The zero-day vulnerability is a heap-based buffer overflow bug in the open-source WebRTC framework.
WebRTC is a critical component that allows real-time communication and data exchange between different browsers and devices. It focuses on audio and video traffic, allowing developers to build voice- and video-communication solutions. WebRTC provides software developers with application programming interfaces written in JavaScript.
Clément Lecigne and Vlad Stolyarov of Google’s Threat Analysis Group discovered and reported the flaw.
It marks the eighth Chrome zero-day of the year. Lecigne in September reported another heap-based buffer overflow zero-day that was fixed but was “in use by a commercial surveillance vendor,” at the time (see: Chrome Patches 0-Day Exploited by Commercial Spyware Vendor).

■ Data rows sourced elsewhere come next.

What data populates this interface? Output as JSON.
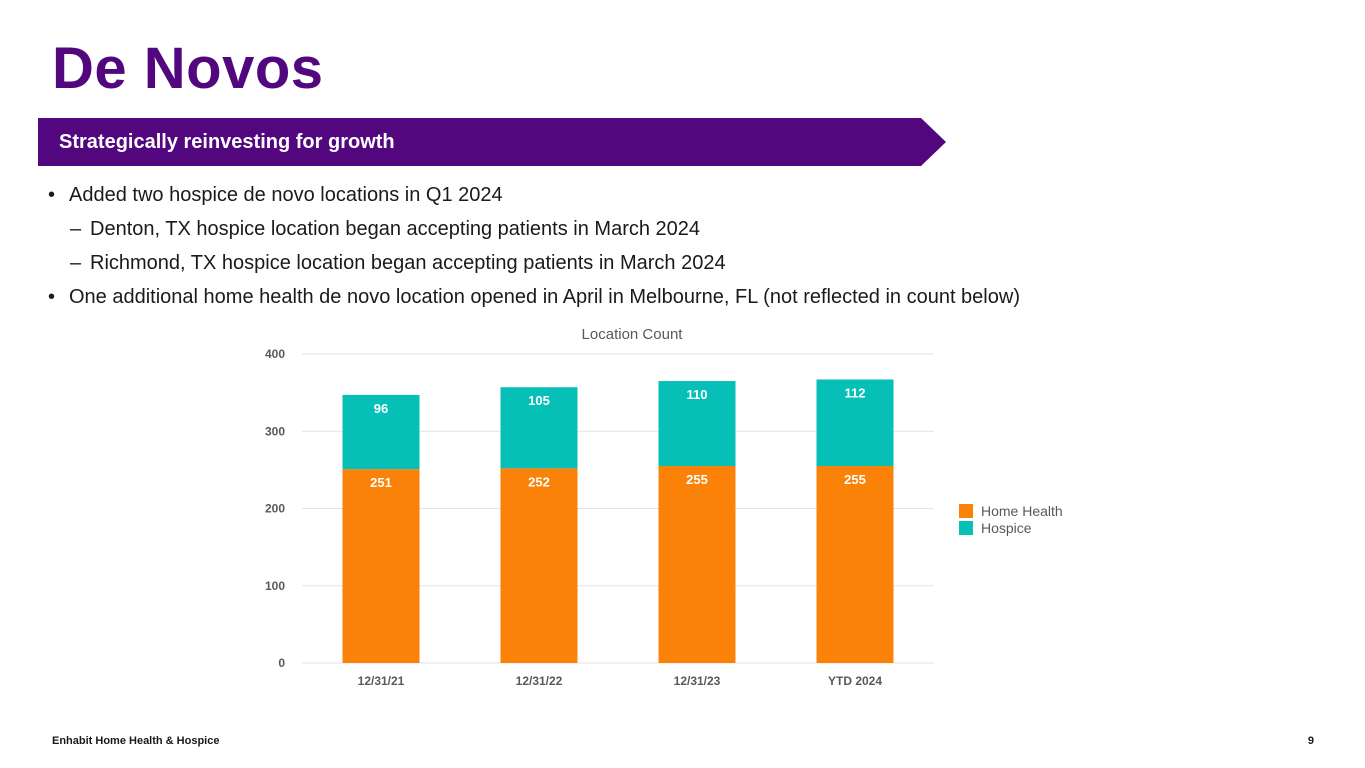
{
  "slide": {
    "title": "De Novos",
    "banner": "Strategically reinvesting for growth",
    "bullets": [
      {
        "mark": "•",
        "text": "Added two hospice de novo locations in Q1 2024"
      },
      {
        "mark": "–",
        "text": "Denton, TX hospice location began accepting patients in March 2024"
      },
      {
        "mark": "–",
        "text": "Richmond, TX hospice location began accepting patients in March 2024"
      },
      {
        "mark": "•",
        "text": "One additional home health de novo location opened in April in Melbourne, FL (not reflected in count below)"
      }
    ]
  },
  "colors": {
    "brand_purple": "#53077e",
    "home_health": "#fb8208",
    "hospice": "#06bfb7",
    "gridline": "#e3e3e3",
    "axis_text": "#595959"
  },
  "chart_data": {
    "type": "bar",
    "stacked": true,
    "title": "Location Count",
    "xlabel": "",
    "ylabel": "",
    "categories": [
      "12/31/21",
      "12/31/22",
      "12/31/23",
      "YTD 2024"
    ],
    "series": [
      {
        "name": "Home Health",
        "values": [
          251,
          252,
          255,
          255
        ]
      },
      {
        "name": "Hospice",
        "values": [
          96,
          105,
          110,
          112
        ]
      }
    ],
    "ylim": [
      0,
      400
    ],
    "yticks": [
      0,
      100,
      200,
      300,
      400
    ],
    "grid": true,
    "legend": "right"
  },
  "footer": {
    "company": "Enhabit Home Health & Hospice",
    "page_number": "9"
  }
}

Details of the latest zero-day are scarce as “access to bug details and links may be kept restricted until a majority of users are updated with a fix,” Google said. Google is trying to reduce the likelihood of threat actors developing newer exploits by not disclosing complete technical information. Data from cybersecurity firm Qualys stated that 25% of the high-risk security vulnerabilities discovered in 2023 had been immediately targeted for exploitation, “with the exploit being published on the same day as the vulnerability itself was publicly disclosed.”